BigML is a commercial platform with a generous free subscription. It is a cloud based service with an attractive interface and support for decision tree classifier creation and random forest. Models can be accessed via an API.
KNIME is a visual data mining platform in open source and commercial versions. It caters for decision tree classification of nominal attributes, while other attributes may be nominal or numerical. The algorithm provides two quality measures for split calculation; the gini index and the gain ratio. Further, there exist a post pruning method to reduce the tree size and increase prediction accuracy. The pruning method is based on the minimum description length principle.
Orange includes multiple implementations of classification tree learners: a very flexible TreeLearner, a fast SimpleTreeLearner, and a C45Learner, which uses the C4.5 tree induction algorithm.

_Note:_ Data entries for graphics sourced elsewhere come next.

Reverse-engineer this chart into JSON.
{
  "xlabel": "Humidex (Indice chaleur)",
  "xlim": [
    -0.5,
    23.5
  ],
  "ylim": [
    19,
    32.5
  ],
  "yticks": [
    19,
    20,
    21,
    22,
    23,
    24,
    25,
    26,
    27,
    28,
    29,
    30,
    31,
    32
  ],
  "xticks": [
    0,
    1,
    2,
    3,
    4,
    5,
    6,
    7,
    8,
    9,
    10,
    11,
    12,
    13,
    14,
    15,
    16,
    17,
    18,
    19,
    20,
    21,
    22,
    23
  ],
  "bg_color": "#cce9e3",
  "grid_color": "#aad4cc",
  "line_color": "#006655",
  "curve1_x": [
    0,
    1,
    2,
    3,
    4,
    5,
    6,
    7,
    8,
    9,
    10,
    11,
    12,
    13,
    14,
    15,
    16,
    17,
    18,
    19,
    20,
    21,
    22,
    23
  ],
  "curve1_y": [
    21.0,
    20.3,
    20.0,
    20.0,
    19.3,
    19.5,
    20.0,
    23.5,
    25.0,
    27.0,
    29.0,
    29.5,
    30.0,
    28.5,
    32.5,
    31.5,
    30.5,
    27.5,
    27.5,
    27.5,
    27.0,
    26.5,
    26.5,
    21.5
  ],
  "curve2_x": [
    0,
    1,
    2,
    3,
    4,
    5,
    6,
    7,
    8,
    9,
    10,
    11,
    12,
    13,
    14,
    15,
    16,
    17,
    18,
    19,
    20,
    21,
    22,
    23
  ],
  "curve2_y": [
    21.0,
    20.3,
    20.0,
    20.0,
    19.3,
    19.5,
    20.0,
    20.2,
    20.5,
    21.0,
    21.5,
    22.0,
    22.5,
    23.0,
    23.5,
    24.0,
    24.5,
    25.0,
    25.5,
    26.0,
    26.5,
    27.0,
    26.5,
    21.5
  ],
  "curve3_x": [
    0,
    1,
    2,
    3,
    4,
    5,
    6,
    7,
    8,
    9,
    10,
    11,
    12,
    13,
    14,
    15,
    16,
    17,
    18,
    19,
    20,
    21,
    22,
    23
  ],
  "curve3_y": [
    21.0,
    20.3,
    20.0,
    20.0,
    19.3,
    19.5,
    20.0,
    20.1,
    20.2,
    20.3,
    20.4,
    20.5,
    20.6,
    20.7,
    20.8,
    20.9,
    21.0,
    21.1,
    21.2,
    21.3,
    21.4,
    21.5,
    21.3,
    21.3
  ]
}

PC4.5 uses C4.5 to build decision trees on parallel hardware architectures. PC4.5 runs on SunOS, Solaris and Linux machines. In an N trial c4.5 run, a single process builds N classification trees one by one and then picks the best one. In PC4.5, the N trials are each handled by a process and each process is run on a different machine (if N or more machines are available).
RDataMining is a R package that performs most data mining functions, including decision tree classification.
RapidMiner comes in both open source and commercial versions. The support for decision trees includes classification for both nominal and numeric data, and splitting is accomplished using information gain, mini index, or gain ratio algorithms. Several parameters control the creation of the tree, including pruning parameters. A CHAID (Chi-square Automatic Interaction Detector) operator is also included that uses a chi-squared based splitting criterion.
Scikit-Learn is a machine learning library for Python. It includes a large number of methods and algorithms, and decision tree classification is well catered for. The supported algorithms include ID3, C4.5, C5.0 and CART.
Smiles is a machine learning system that integrates many different features from other machine learning techniques and paradigms and, more importantly, it presents several innovations in almost all of these features. In particular, SMILES extends classical decision tree learners in many ways (new splitting criteria, non-greedy search, new partitions, extraction of several and different solutions), it has an anytime handling of resources, and has a sophisticated and quite effective handling of (misclassification and test) costs.
WEKA is often incorporated into other data mining and analytics platforms – KNIME and RapidMiner for example. It contains a large number of decision tree classifiers – about a dozen in all.
YaDT is a new from-scratch implementation of the entropy-based tree construction algorithm. It has been designed and implemented in C++ with strong emphasis on efficiency (time and space) and portability (Windows/Linux, 32/64 bit executable).